I recently finished reading "The Tipping Point" and it got me thinking. There were several thought-worthy ideas in the book, but I'm only going to touch on one of the last impressions: The idea of parenting.
Gladwell, and others whom I have read, all point to research that indicates the complete lack of "parental influence" on children. Studies have shown that it doesn't matter who you are as a parent, or what you try to do, or how much time you spend with your kids, they will turn out differently from you. In other words, what I learning in High School Psychology was wrong, at least partially. The Nature via Nurture idea does not apply to parents. Rather, it is one's peers that define who you become*.
This has been bothersome to me. Parenting is extremely important, right? "Well, sure," these researchers say, "just not in any of the ways we typically think." Whatever that means.
Then I took a shower this morning. This is hardly abnormal behavior for me, and perhaps I learned it from my parents, whom, I'm quite confident shower every morning as well. My wife does not. I have not spent enough nights at her family's house to gage whether she got that from her family or not either. But, I digress, slightly.
In the shower I remembered a sermon I heard, oh, years ago. In it my pastor described parenting like being a good archer, taken from the passage that says that children are like arrows. The goal of the archer is not to make the arrows, that's the work of a fletcher; rather, a good archer positions the arrow so it flies in the direction it should go. Thus, parenting is not molding your children into something, but rather recognizing who they are, what they are designed for, and then pointing them in the direction they should go and letting go. Good parenting is recognizing who your kids are and encouraging them in that.

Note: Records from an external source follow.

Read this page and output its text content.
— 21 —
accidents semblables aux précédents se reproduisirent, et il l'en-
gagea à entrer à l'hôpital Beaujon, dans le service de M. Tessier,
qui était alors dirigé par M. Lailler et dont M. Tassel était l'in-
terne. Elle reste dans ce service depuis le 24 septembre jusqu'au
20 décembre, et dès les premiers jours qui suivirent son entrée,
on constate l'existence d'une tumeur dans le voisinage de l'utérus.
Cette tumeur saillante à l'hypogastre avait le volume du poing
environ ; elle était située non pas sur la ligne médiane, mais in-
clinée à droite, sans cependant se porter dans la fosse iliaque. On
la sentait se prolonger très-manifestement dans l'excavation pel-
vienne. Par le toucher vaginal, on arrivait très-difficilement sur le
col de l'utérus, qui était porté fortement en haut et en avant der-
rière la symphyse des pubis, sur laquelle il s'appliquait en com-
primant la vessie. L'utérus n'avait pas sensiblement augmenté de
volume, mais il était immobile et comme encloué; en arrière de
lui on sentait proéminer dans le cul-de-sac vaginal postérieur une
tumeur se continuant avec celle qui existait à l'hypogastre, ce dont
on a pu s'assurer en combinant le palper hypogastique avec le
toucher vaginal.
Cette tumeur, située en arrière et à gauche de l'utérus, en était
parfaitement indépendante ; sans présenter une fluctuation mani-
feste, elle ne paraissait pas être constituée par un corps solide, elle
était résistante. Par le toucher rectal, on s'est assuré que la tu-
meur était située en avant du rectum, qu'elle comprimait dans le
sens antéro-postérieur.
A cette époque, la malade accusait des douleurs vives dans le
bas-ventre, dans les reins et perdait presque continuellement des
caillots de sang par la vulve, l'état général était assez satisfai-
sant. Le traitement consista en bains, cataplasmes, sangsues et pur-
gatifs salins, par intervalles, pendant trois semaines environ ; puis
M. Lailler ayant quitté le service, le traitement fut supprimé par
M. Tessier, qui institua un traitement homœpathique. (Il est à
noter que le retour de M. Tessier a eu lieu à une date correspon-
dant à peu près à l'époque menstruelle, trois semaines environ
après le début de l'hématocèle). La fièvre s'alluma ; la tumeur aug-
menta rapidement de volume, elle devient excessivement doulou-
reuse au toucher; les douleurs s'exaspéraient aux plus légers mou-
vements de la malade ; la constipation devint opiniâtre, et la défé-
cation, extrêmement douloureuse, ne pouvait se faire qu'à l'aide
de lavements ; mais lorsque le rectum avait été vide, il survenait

This opens up a whole new response to the current research. Of course you can't make your kids turn out a certain way. That's already set in motion by who they are. The purpose of parenting is to gently, carefully, point the children in the right direction for who they are. Sure, instill values in your kids, teach them, encourage them to do good, but ultimately the job of a parent is to see where the child is designed to go, point them in that direction, and let them fly.
I've got more thoughts on kids bumping around in the back of my head, but I have to go to my nephew's first birthday party. I guess I'll have kids on my mind all day.
*These studies do not mention Homeschooling, so I'm curious to see how a kid whose peers are his family turns out.